Before beginning its bombing and ground invasion of Gaza in retaliation for the murderous rampage by Hamas on October 7, Israel claimed that gunmen had killed 1,200 people and taken 240 hostages. Gaza had a population of 2.3 million people at the time.

It has been proven that more than 15,000 Gazans have been killed, and many more are missing and believed to be buried beneath debris, according to Palestinian health authorities that the United Nations considers reliable. According to the United Nations, as many as eighty percent of the people may have been forced out of their homes.

Dr.
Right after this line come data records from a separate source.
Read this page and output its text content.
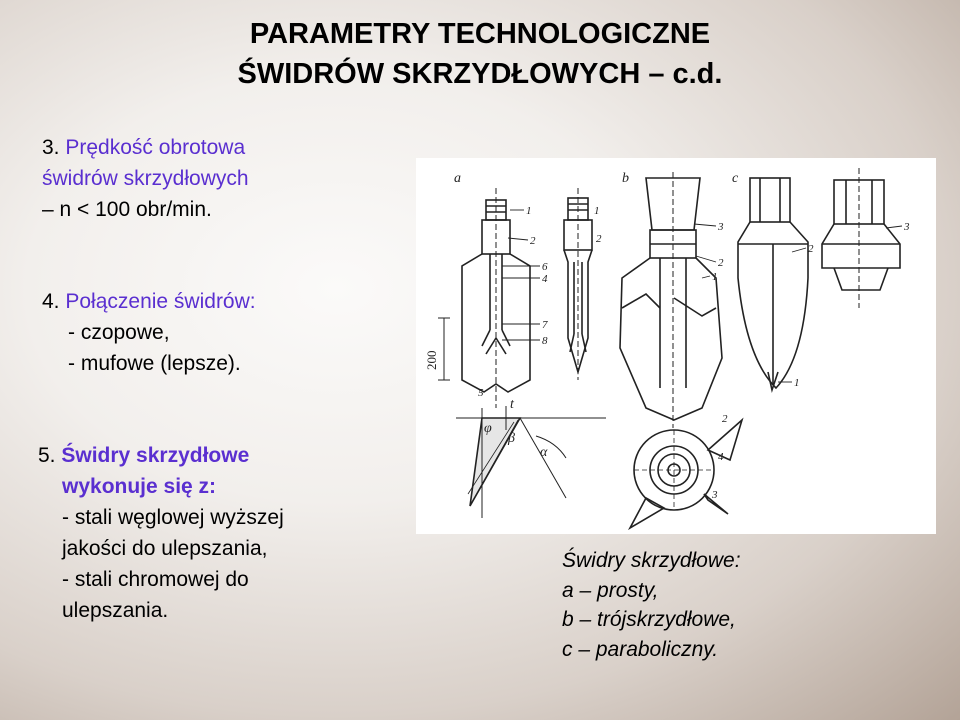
PARAMETRY TECHNOLOGICZNE
ŚWIDRÓW SKRZYDŁOWYCH – c.d.
3. Prędkość obrotowa
świdrów skrzydłowych
– n < 100 obr/min.
4. Połączenie świdrów:
- czopowe,
- mufowe (lepsze).
5. Świdry skrzydłowe
wykonuje się z:
- stali węglowej wyższej
jakości do ulepszania,
- stali chromowej do
ulepszania.
200
a	b	c
1
2
6
4
7
8
5
1
2
3
2
1
2
1
3
t
φ
β
α
2
4
3
Świdry skrzydłowe:
a – prosty,
b – trójskrzydłowe,
c – paraboliczny.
Richard Peeperkorn, a representative of the World Health Organization in Gaza, claimed that the ongoing hostilities had crippled Gaza’s health system.

The statement was made to the press over a video hookup. “It cannot afford to lose any more hospitals or hospital beds,” he said. “We are extremely concerned about the resumption of violence.”

At the same briefing, a senior emergency official with the World Health Organization named Rob Holden stated that he had gone to Al Ahli Hospital in Gaza City on Friday morning.

“The only way to describe it is like a horror movie when you walk in there,” he commented, noting that there were also “patients on the floor with the most traumatic injuries that you can imagine.”

Humanitarian officials have stated that fuel is of the utmost importance to maintain the functionality of hospitals, and the United Nations branded the ongoing violence as “catastrophic” on Friday.

On Friday, Israel started its military assault, which resulted in the suspension of the entry of relief and fuel trucks for Gaza at the Rafah border in Egypt. The amount of aid that was sent had increased during the truce; nevertheless, officials from the relief organization stated that it was still a significant amount less than what was required.